Хоть Ларри и ходил в церковь Святой Риты всего третью неделю, он успел к ней привыкнуть и уже чувствовал себя здесь своим. Проскользнув на обычное место – четвертый ряд сзади, правая сторона, сиденье у прохода, – он кивком поздоровался с соседями. Вся компания была в сборе: дохлый парень с перхотью и жиденьким, надтреснутым баритоном, нервная леди средних лет с ингалятором для астматиков, висящим на цепочке на шее, старик с военной выправкой и седым ежиком на голове, который два прошлых воскресенья рыдал все время, пока шла проповедь, останавливаясь только затем, чтобы громоподобно высморкаться в грязный носовой платок.

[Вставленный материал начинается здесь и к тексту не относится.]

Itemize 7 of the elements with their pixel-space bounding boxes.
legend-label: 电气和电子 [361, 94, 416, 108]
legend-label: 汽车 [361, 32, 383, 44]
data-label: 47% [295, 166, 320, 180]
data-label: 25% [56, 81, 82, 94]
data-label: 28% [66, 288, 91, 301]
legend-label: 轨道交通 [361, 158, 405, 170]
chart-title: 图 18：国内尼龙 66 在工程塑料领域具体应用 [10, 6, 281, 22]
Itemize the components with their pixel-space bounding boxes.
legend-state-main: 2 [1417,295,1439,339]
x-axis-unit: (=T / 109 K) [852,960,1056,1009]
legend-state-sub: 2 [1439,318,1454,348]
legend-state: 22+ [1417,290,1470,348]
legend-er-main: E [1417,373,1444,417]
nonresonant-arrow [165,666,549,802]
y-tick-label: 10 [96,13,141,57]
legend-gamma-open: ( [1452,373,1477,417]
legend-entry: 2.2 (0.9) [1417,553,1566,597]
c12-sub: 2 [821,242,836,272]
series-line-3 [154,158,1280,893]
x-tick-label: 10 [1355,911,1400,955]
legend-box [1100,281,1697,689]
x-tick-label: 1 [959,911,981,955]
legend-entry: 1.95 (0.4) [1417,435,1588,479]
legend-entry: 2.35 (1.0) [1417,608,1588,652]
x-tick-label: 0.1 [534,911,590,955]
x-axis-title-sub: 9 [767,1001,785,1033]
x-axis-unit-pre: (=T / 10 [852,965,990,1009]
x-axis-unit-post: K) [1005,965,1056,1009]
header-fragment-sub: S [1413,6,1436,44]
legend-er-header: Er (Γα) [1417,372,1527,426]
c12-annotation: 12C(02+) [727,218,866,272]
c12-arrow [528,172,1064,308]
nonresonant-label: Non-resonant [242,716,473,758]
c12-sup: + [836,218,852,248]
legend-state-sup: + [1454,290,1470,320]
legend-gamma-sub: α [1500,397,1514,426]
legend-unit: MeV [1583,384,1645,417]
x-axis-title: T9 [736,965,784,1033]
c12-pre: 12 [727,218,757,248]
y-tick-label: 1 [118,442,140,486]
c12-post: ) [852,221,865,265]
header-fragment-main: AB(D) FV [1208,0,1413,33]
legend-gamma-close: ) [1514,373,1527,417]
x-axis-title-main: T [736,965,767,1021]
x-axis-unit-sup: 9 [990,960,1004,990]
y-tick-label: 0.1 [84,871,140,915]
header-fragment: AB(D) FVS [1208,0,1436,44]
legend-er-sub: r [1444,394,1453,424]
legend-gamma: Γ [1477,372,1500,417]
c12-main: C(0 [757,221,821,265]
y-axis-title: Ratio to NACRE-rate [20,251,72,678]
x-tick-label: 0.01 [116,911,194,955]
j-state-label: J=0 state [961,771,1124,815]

Ларри выбрал это место на задах церкви не из солидарности с одинокими и отверженными, как можно было бы предположить, а потому что отсюда открывался прекрасный вид на Джоанни с мальчиками, всегда садящимися в десятом ряду от начала, облюбованном прихожанами с маленькими детьми. Ему нравилось ощущение власти, которое давала эта позиция: он мог их видеть, а они его – нет, хотя он был уверен, что Джоанни очень хочется оглянуться и проверить, здесь ли он, и не делает она этого только из гордости и упрямства. К счастью, мальчики подобной щепетильностью не страдали и постоянно оглядывались на него, по очереди и вместе, застенчиво улыбались или незаметно махали рукой. Ларри отвечал им, тайком поднимая большой палец.

Служба началась, и Ларри поднялся вместе со всеми прихожанами. Он с удовольствием отметил, что сегодня Джоанни пришла в брюках – черных и очень обтягивающих, без дурацких карманов, которые только портят вид сзади. Под брюки, вероятно, были надеты чудо-трусики, которые в точности выполняли рекламное обещание: «Ваше белье под одеждой станет невидимым!» (Если бы Ларри не знал об этой хитрости, он бы решил, что Джоанни решила вовсе обойтись без белья.) Во всяком случае, ее задница во всей своей красе была выставлена на его полное обозрение, и Ларри знал, что в ближайшие сорок пять минут у него будет немало возможностей с восторгом и благоговением созерцать ее. Правда. Папа вряд ли бы одобрил подобного рода воскресное благоговение, но его святейшество, скорее всего, не был большим специалистом по задницам.